Tuttavia, la banda di frequenza poetica dei canali che Natino Lucente alimenta con questo suo originale e riccamente propositivo libro di poesia non si ferma qui, perché vi ritroviamo anche soluzioni di ispirazione poetica a lui assai più congeniali, come la poesia della memoria passata, illuminata e ombreggiata di nostalgia e di bellezza, incline a instaurare sulla pagina un’atmosfera di ac­corata rimembranza del tempo perduto. Poesia, quindi, di stampo proustiano, in quanto si realizza in una sorta di ricerca, riordino, ricapitolazione e invenzione del tempo già trascorso.
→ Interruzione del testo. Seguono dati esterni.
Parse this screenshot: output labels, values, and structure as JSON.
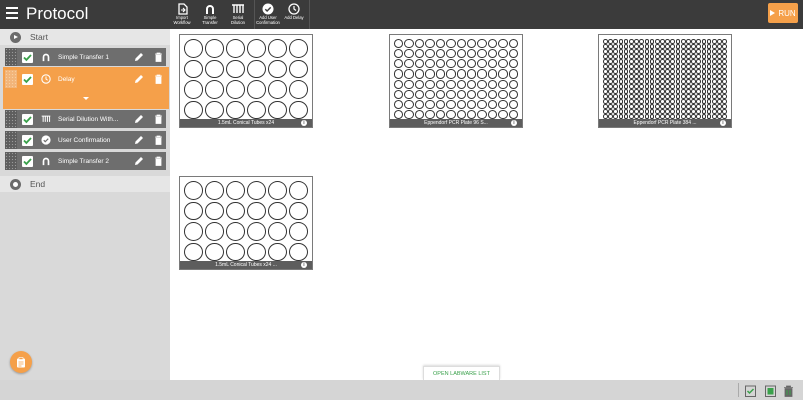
{
  "header": {
    "title": "Protocol",
    "toolbar": [
      {
        "label": "Import\nWorkflow",
        "icon": "import-icon"
      },
      {
        "label": "Simple\nTransfer",
        "icon": "pipette-icon"
      },
      {
        "label": "Serial\nDilution",
        "icon": "multichannel-icon"
      },
      {
        "label": "Add User\nConfirmation",
        "icon": "check-circle-icon"
      },
      {
        "label": "Add Delay",
        "icon": "clock-icon"
      }
    ],
    "run_label": "RUN"
  },
  "sidebar": {
    "start_label": "Start",
    "end_label": "End",
    "steps": [
      {
        "label": "Simple Transfer 1",
        "icon": "pipette-icon",
        "checked": true,
        "active": false
      },
      {
        "label": "Delay",
        "icon": "clock-icon",
        "checked": true,
        "active": true
      },
      {
        "label": "Serial Dilution With...",
        "icon": "multichannel-icon",
        "checked": true,
        "active": false
      },
      {
        "label": "User Confirmation",
        "icon": "check-circle-icon",
        "checked": true,
        "active": false
      },
      {
        "label": "Simple Transfer 2",
        "icon": "pipette-icon",
        "checked": true,
        "active": false
      }
    ]
  },
  "workspace": {
    "labware": [
      {
        "caption": "1.5mL Conical Tubes x24",
        "rows": 4,
        "cols": 6
      },
      {
        "caption": "Eppendorf PCR Plate 96 S...",
        "rows": 8,
        "cols": 12
      },
      {
        "caption": "Eppendorf PCR Plate 384 ...",
        "rows": 16,
        "cols": 24
      },
      {
        "caption": "1.5mL Conical Tubes x24 ...",
        "rows": 4,
        "cols": 6
      }
    ],
    "open_labware_list": "OPEN LABWARE LIST"
  },
  "colors": {
    "accent": "#f5a04a",
    "topbar": "#3b3b3b",
    "step_bg": "#6e6e6e",
    "check_green": "#3aa14b"
  }
}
Poesia che va alla ricerca del senso ultimo ovvero del succo simbolico o semplicemente del nesso di causalità degli eventi, che poi, in realtà, nella concezione di Natino Lucente, sfumano in un moderato pessimismo, consistente nell’accettazione del consumo inesorabile della vita e dell’esalazione verso il nulla dell’esistenza di ogni individuo, anche dei più prestigiosi. Per ultimo, non va dimenticata, sulla tavolozza d’arcobaleno del poeta cosentino di Aprigliano, la vocazione irrinunciabile alla poesia ironica, che in questo libro assume la forma inusitata, mai prima proposta, della parodia poetica, consistente nel fare il verso garbato ma anche impietosamente satirico e, quindi, tanto più intelligente e graffiante, delle poe­sie fatte di aria fritta che imperversano su internet.
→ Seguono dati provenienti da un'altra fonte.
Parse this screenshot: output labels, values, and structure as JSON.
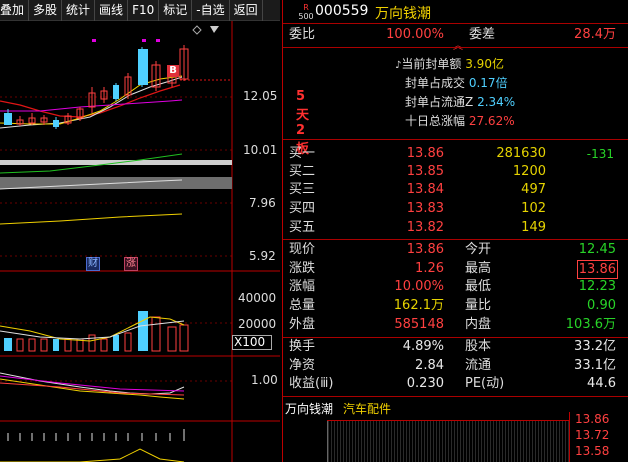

Si potrebbe definire “poesia della poesia” l’intero libro di Natino Lucente, Mixtura: libro di eccellente concezione della Poesia come declinazione e coniugazione non solo degli stili, ma addirittura delle differenti concezioni di poetica che sovrintendono alla scrittura dei giorni nostri. Il libro è una sorta di miscellanea di testi che, pur nella loro diversità compositiva, ricostruiscono l’organicità di un unico discorso armonico e concertistico sulle possibilità espressive della parola.